Oscar Piastri is a 21-year-old racer from Melbourne, Australia. His introduction to racing was through radio-controlled cars, of all things, where he competed professionally from a young age. At 14—rather late compared to most F1 stars today—he began his karting career in Australia, later moving to England to pursue a fairly conventional path to F1.
After finishing in the top six at the CIK-FIA (karting) world championships in 2016, he competed in Formula 4 throughout the UK and the United Arab Emirates, securing multiple wins and pole positions along the way. In 2018, he joined the European Formula Renault series, where he competed with two different teams and also scored wins at Spa, Silverstone, and Yas Marina. By now, Piastri’s brand was beginning to appreciate in value and began getting the attention of Formula 3 teams. F3 shares some entries on the calendar with F1 and is considered an FIA feeder series.

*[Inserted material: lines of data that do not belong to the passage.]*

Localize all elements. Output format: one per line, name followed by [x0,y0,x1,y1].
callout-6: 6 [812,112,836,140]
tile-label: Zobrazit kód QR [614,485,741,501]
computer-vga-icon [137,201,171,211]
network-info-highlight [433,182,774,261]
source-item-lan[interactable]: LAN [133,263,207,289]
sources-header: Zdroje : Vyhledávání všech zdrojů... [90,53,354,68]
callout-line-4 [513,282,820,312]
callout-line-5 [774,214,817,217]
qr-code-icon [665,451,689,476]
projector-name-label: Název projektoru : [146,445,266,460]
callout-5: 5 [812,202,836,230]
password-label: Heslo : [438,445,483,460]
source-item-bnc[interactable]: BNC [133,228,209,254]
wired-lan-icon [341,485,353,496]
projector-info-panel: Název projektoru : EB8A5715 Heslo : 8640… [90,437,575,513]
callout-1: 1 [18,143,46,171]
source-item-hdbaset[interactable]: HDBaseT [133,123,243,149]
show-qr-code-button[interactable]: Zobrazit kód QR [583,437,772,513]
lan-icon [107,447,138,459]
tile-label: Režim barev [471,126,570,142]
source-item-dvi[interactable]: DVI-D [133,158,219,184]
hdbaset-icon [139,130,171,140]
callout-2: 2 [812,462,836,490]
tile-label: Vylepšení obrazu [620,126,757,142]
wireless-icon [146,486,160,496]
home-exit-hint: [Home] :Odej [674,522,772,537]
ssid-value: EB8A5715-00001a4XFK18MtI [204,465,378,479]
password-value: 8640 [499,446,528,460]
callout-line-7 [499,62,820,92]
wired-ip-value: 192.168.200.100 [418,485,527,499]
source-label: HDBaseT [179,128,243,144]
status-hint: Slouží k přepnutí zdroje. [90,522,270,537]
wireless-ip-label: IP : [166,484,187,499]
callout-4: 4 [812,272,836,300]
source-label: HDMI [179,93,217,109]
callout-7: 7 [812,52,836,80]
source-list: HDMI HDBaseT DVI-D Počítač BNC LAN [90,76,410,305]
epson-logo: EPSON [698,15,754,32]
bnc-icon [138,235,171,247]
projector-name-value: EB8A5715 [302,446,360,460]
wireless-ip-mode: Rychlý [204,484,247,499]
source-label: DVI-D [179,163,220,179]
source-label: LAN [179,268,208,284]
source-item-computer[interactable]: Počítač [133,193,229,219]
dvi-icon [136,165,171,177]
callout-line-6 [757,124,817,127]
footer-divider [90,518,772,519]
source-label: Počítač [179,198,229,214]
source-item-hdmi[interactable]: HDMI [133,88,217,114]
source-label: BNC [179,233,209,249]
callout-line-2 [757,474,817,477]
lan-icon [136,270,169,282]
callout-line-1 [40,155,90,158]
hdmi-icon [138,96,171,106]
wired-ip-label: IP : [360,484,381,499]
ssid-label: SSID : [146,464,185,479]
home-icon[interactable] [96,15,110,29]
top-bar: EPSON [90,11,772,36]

By the time Piastri got to F3, his name carried enough weight to secure a seat at one of the best teams in the series: Prema Racing. But there was another reason why Piastri was appealing to teams, however. The young racer came with decent financial backing due to his father’s company, HP Tuners, making him a win-win situation for money-hungry junior teams. Piastri can be seen racing with HP Tuners sponsorship throughout his entire career, including his most recent stint in Formula 2.
The Australian’s time in F3 was a success. He clinched multiple victories throughout the year—including some spectacular races at the Hungaroring, Red Bull Ring, Silverstone, and Monza. Piastri played the points game until the end of his maiden F3 season, where he managed to win the championship after his closest rivals failed to finish the final race. Either way, he was officially a championship-winning driver on the world stage.
His success promoted him to Prema’s F2 team for the 2021 racing season, where he replaced Mick Schumacher after the German graduated to F1. Renault also tapped him for its young driver program around this time. It only took him two races to get his first F2 win, followed by back-to-back second-place finishes at Monaco and Baku. Later in the season he won at Monza and delivered a pole-win combo in Sochi.
By the end of 2021, he won six races in his maiden F2 season, four of those in back-to-back fashion. It was also his second consecutive title after winning the F3 championship the year before. Piastri was now in somewhat-rarified air along with Hamiltons, Rosbergs, and Leclercs of the world. The Piastri name was now in the mouths of nearly every F1 team principal, and for good reason. However, it was Renault that was always one step ahead of the rest, grooming Piastri to become its next Alonso.
In 2022, the Australian was promoted to Alpine’s F1 reserve driver. The gig gifted him several outings in F1 cars—some current spec, some old—as well as lots of time with the F1 team. A major development plan was customized for Piastri, including considerable seat time to make sure he was ready to go on day one as an F1 driver.
Piastri has been fully embedded in the global circus in 2022, joining Sebastian Ocon and Alonso in team debriefs, technical breakdowns, etc.
“That’s a significant amount of investment,” Szafnauer told Motorsport. “And our obligations to him this year was to be a reserve driver, to also put him in last year’s car for a significant amount of time. We’re well over half that program of 5,000 kilometers, which isn’t insignificant, in preparation for a race next year.
“We wouldn’t have done that if the view was to get him prepared for one of our competitors,” he added.
After teaching him all the ropes, Alpine came knocking on the door last week. It wanted some return on its investment. Piastri didn’t want to answer the call, however. What does this say about him? Is he disloyal, ungrateful, or is he just looking out for his best interests in a dog-eat-dog sport? Furthermore, what does this say about Renault? A major, state-backed automaker with a healthy budget and strong presence in F1 can’t even lure a youngster—one of its very own protégés.